Fra tutti ha primeggiato una vibrante messinscena del mito di Sisifo interpretato dal giovanissimo attore Stoyan Doichev, probabilmente della stessa età di Albert Camus quando pubblicò nel 1942 “Il mito di Sisifo. Saggio sull’assurdo”.



Virtuoso ed eclettico sino agli estremi, capace di rendere ogni gesto, ogni suono, ogni ombra come sonde lanciate nell’insensatezza della vita in una immedesimazione totale fra l’artista e la sua marionetta-alter ego.

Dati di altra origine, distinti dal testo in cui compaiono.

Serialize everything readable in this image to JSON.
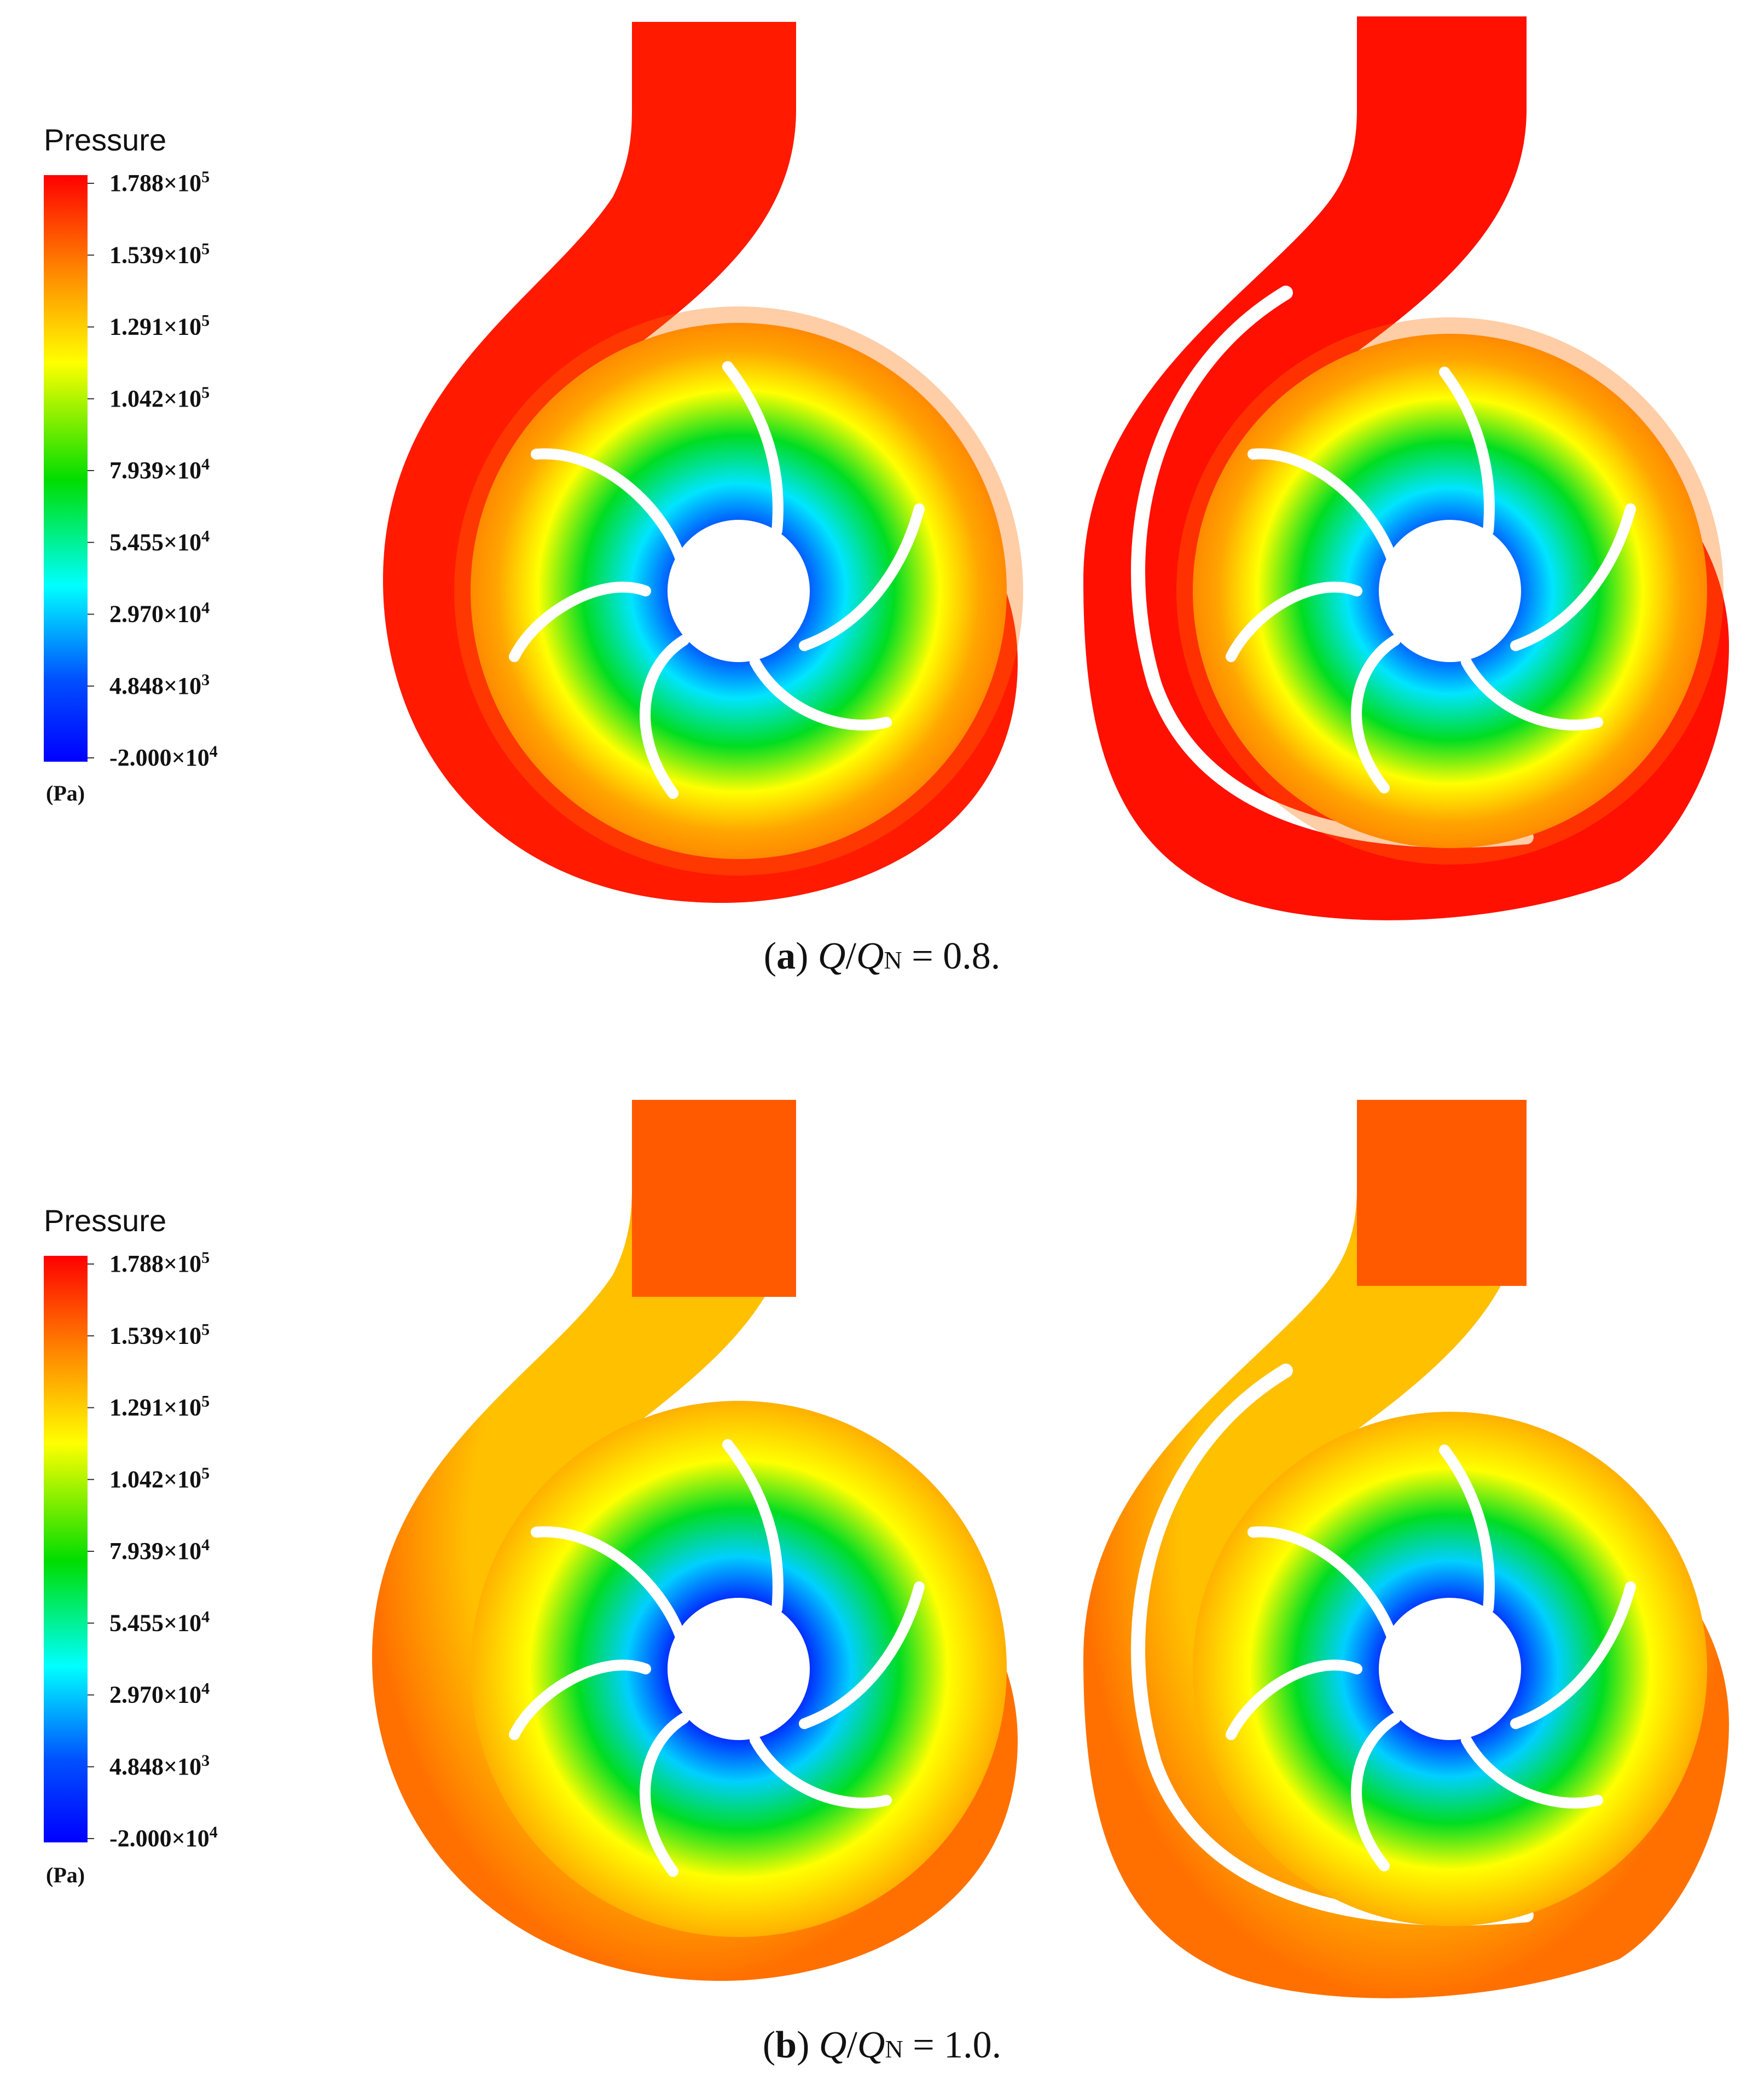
{
  "figure": {
    "panels": [
      {
        "caption": {
          "letter": "a",
          "open": "(",
          "close": ")",
          "q": "Q",
          "slash": "/",
          "qn": "Q",
          "sub": "N",
          "eq": " = ",
          "value": "0.8."
        },
        "legend": {
          "title": "Pressure",
          "unit": "(Pa)",
          "ticks": [
            {
              "mant": "1.788",
              "times": "×",
              "base": "10",
              "exp": "5"
            },
            {
              "mant": "1.539",
              "times": "×",
              "base": "10",
              "exp": "5"
            },
            {
              "mant": "1.291",
              "times": "×",
              "base": "10",
              "exp": "5"
            },
            {
              "mant": "1.042",
              "times": "×",
              "base": "10",
              "exp": "5"
            },
            {
              "mant": "7.939",
              "times": "×",
              "base": "10",
              "exp": "4"
            },
            {
              "mant": "5.455",
              "times": "×",
              "base": "10",
              "exp": "4"
            },
            {
              "mant": "2.970",
              "times": "×",
              "base": "10",
              "exp": "4"
            },
            {
              "mant": "4.848",
              "times": "×",
              "base": "10",
              "exp": "3"
            },
            {
              "mant": "-2.000",
              "times": "×",
              "base": "10",
              "exp": "4"
            }
          ]
        }
      },
      {
        "caption": {
          "letter": "b",
          "open": "(",
          "close": ")",
          "q": "Q",
          "slash": "/",
          "qn": "Q",
          "sub": "N",
          "eq": " = ",
          "value": "1.0."
        },
        "legend": {
          "title": "Pressure",
          "unit": "(Pa)",
          "ticks": [
            {
              "mant": "1.788",
              "times": "×",
              "base": "10",
              "exp": "5"
            },
            {
              "mant": "1.539",
              "times": "×",
              "base": "10",
              "exp": "5"
            },
            {
              "mant": "1.291",
              "times": "×",
              "base": "10",
              "exp": "5"
            },
            {
              "mant": "1.042",
              "times": "×",
              "base": "10",
              "exp": "5"
            },
            {
              "mant": "7.939",
              "times": "×",
              "base": "10",
              "exp": "4"
            },
            {
              "mant": "5.455",
              "times": "×",
              "base": "10",
              "exp": "4"
            },
            {
              "mant": "2.970",
              "times": "×",
              "base": "10",
              "exp": "4"
            },
            {
              "mant": "4.848",
              "times": "×",
              "base": "10",
              "exp": "3"
            },
            {
              "mant": "-2.000",
              "times": "×",
              "base": "10",
              "exp": "4"
            }
          ]
        }
      }
    ],
    "colors": {
      "scale": [
        "#ff0000",
        "#ff8c00",
        "#ffff00",
        "#00dd00",
        "#00ffff",
        "#0050ff",
        "#0000ff"
      ],
      "blade": "#ffffff",
      "text": "#111111"
    }
  }
}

Servono di nuovo taxi, bus, metropolitana, aereo, navetta per tornare a casa ma nella hall dell’aeroporto di Sofia ci sono i volti fotografati di quaranta bambini siriani accolti dalla Bulgaria, la nazione più povera dell’Europa. Raccontano il loro lungo viaggio fatto a piedi e con mezzi di fortuna, raccontano i sogni della loro vita: poter giocare, diventare famosi come Messi oppure semplicemente tornare nella propria casa senza l’incubo della guerra e della miseria.